Девушка пожала плечами и разом, словно что ее толкнуло, встала со стула.
— Куда же вы, Муза, Музочка! — жалобно возопил Тархов. — Посидите еще!
— Нет, нет, нельзя. — Она проворно подошла к двери, взялась за ручку…
— Ну хоть книжку возьмите!
— В другой раз.
Тархов бросился к девушке, но та мгновенно юркнула вон из комнаты. Он чуть не стукнулся носом о дверь.
— Экая! настоящая ящерица! — проговорил он не без досады, а потом задумался.
Я остался у Тархова. Надо ж было узнать, что́ всё это значило. Тархов не стал скрытничать. Он рассказал мне, что эта девушка — мещаночка, швея; что недели три тому назад он в первый раз увидал ее в модной лавке, куда он зашел заказать шляпку по поручению, сестры, живущей в провинции; что он с первого взгляда в нее влюбился и что ему на другой же день удалось заговорить с ней на улице; что она сама к нему, кажется, неравнодушна.
— Только ты, пожалуйста, не думай, — прибавил он с жаром, — не воображай чего-нибудь дурного о ней. По крайней мере до сих пор еще ничего не произошло между нами такого…
— Дурного, — подхватил я, — не сомневаюсь; не сомневаюсь также и в том, что ты об этом искренно сожалеешь, дружище! Потерпи — всё уладится.
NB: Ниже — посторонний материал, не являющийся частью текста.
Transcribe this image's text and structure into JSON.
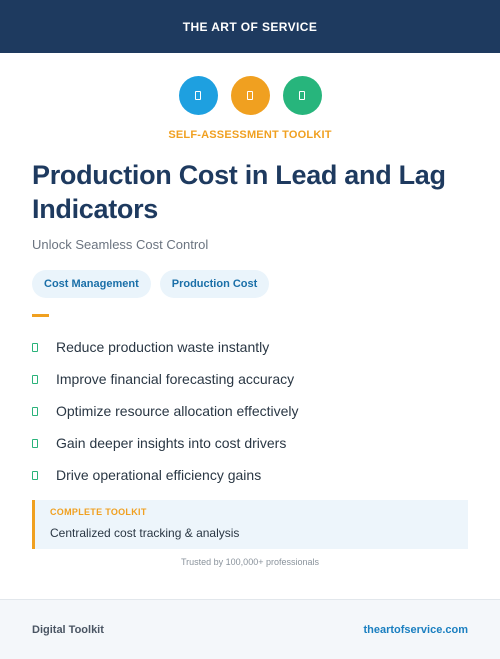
{
  "header": {
    "brand": "THE ART OF SERVICE"
  },
  "icons": [
    {
      "name": "document-icon",
      "color": "#1ea0e0"
    },
    {
      "name": "document-icon",
      "color": "#f0a020"
    },
    {
      "name": "document-icon",
      "color": "#27b57c"
    }
  ],
  "kicker": "SELF-ASSESSMENT TOOLKIT",
  "title": "Production Cost in Lead and Lag Indicators",
  "subtitle": "Unlock Seamless Cost Control",
  "tags": [
    "Cost Management",
    "Production Cost"
  ],
  "benefits": [
    "Reduce production waste instantly",
    "Improve financial forecasting accuracy",
    "Optimize resource allocation effectively",
    "Gain deeper insights into cost drivers",
    "Drive operational efficiency gains"
  ],
  "callout": {
    "tag": "COMPLETE TOOLKIT",
    "text": "Centralized cost tracking & analysis"
  },
  "trusted": "Trusted by 100,000+ professionals",
  "footer": {
    "left": "Digital Toolkit",
    "right": "theartofservice.com"
  },
  "colors": {
    "navy": "#1e3a5f",
    "accent": "#f0a020",
    "green": "#27b57c",
    "blue": "#1ea0e0"
  }
}
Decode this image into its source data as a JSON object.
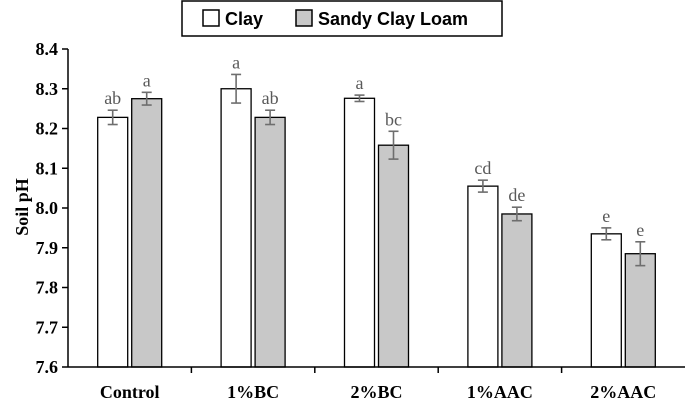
{
  "chart_data": {
    "type": "bar",
    "ylabel": "Soil pH",
    "xlabel": "",
    "ylim": [
      7.6,
      8.4
    ],
    "yticks": [
      "7.6",
      "7.7",
      "7.8",
      "7.9",
      "8.0",
      "8.1",
      "8.2",
      "8.3",
      "8.4"
    ],
    "categories": [
      "Control",
      "1%BC",
      "2%BC",
      "1%AAC",
      "2%AAC"
    ],
    "legend_position": "top-center",
    "grid": false,
    "series": [
      {
        "name": "Clay",
        "color": "#ffffff",
        "values": [
          8.228,
          8.3,
          8.276,
          8.055,
          7.935
        ],
        "errors": [
          0.018,
          0.036,
          0.008,
          0.015,
          0.015
        ],
        "labels": [
          "ab",
          "a",
          "a",
          "cd",
          "e"
        ]
      },
      {
        "name": "Sandy Clay Loam",
        "color": "#c8c8c8",
        "values": [
          8.275,
          8.228,
          8.158,
          7.985,
          7.885
        ],
        "errors": [
          0.016,
          0.018,
          0.035,
          0.017,
          0.03
        ],
        "labels": [
          "a",
          "ab",
          "bc",
          "de",
          "e"
        ]
      }
    ]
  }
}
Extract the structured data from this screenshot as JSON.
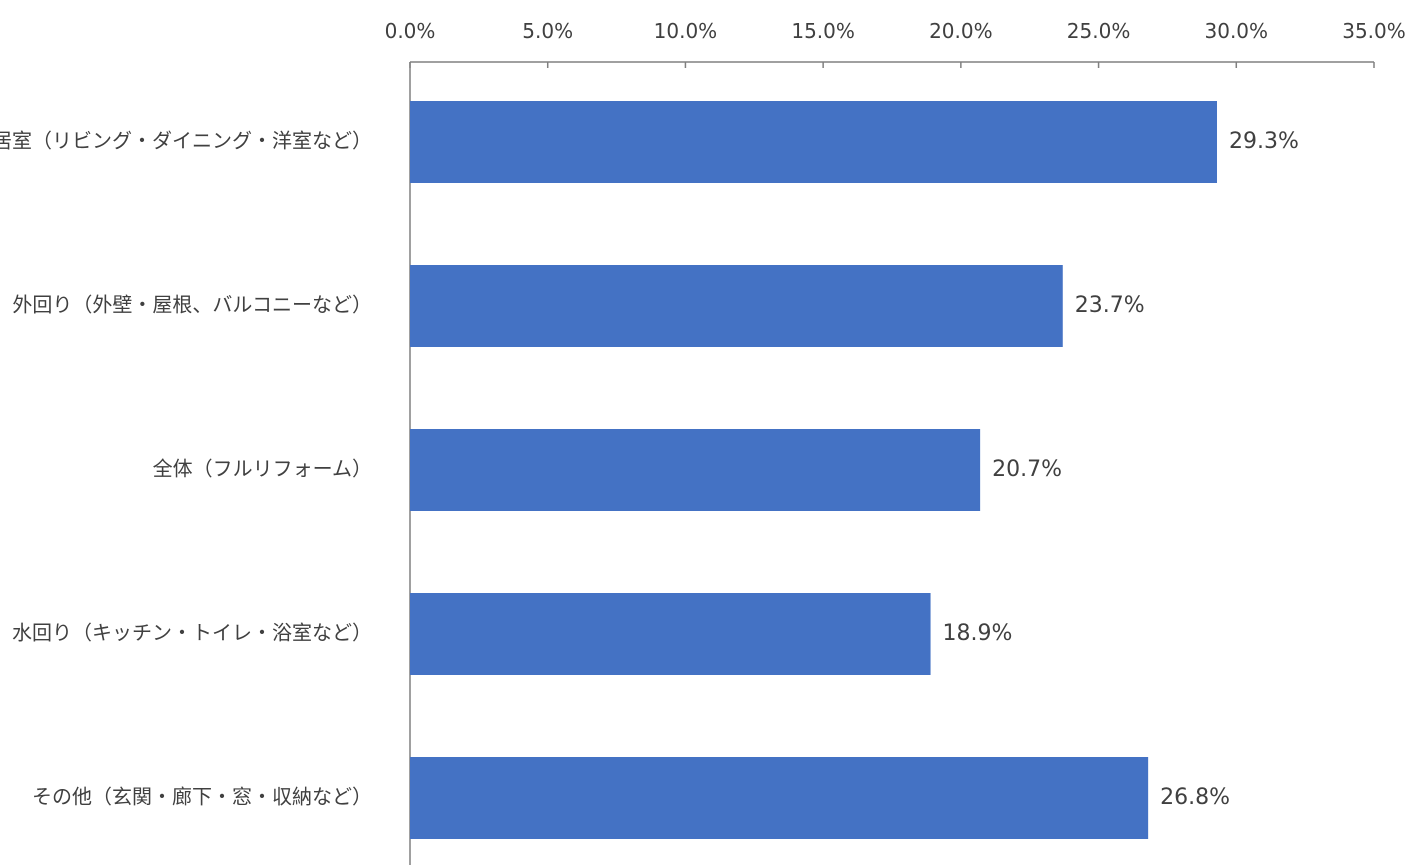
{
  "chart_data": {
    "type": "bar",
    "orientation": "horizontal",
    "title": "",
    "xlabel": "",
    "ylabel": "",
    "categories": [
      "居室（リビング・ダイニング・洋室など）",
      "外回り（外壁・屋根、バルコニーなど）",
      "全体（フルリフォーム）",
      "水回り（キッチン・トイレ・浴室など）",
      "その他（玄関・廊下・窓・収納など）"
    ],
    "values": [
      29.3,
      23.7,
      20.7,
      18.9,
      26.8
    ],
    "data_labels": [
      "29.3%",
      "23.7%",
      "20.7%",
      "18.9%",
      "26.8%"
    ],
    "xlim": [
      0,
      35
    ],
    "x_ticks": [
      0,
      5,
      10,
      15,
      20,
      25,
      30,
      35
    ],
    "x_tick_labels": [
      "0.0%",
      "5.0%",
      "10.0%",
      "15.0%",
      "20.0%",
      "25.0%",
      "30.0%",
      "35.0%"
    ],
    "axis_position": "top",
    "grid": false,
    "legend": "none",
    "bar_color": "#4472C4",
    "text_color": "#404040",
    "axis_color": "#808080"
  }
}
— Надеюсь! — промолвил Тархов со смехом, хоть и сквозь зубы. — Но, право, брат, эта девушка… Я тебе скажу — это тип, знаешь, из новых. Ты не успел разглядеть ее хорошенько. Она дичок; у! какой дичок! И с норовом! Да еще с каким! Впрочем, самая эта дикость мне в ней нравится. Признак самостоятельности! Я, брат, просто по уши в нее врезался!
Тархов пустился толковать о своем «предмете» и прочел мне даже начало стихотворения, озаглавленного: «Моя Муза». Его сердечные излияния мне не пришлись по вкусу. Я втайне завидовал ему. Я скоро ушел от него.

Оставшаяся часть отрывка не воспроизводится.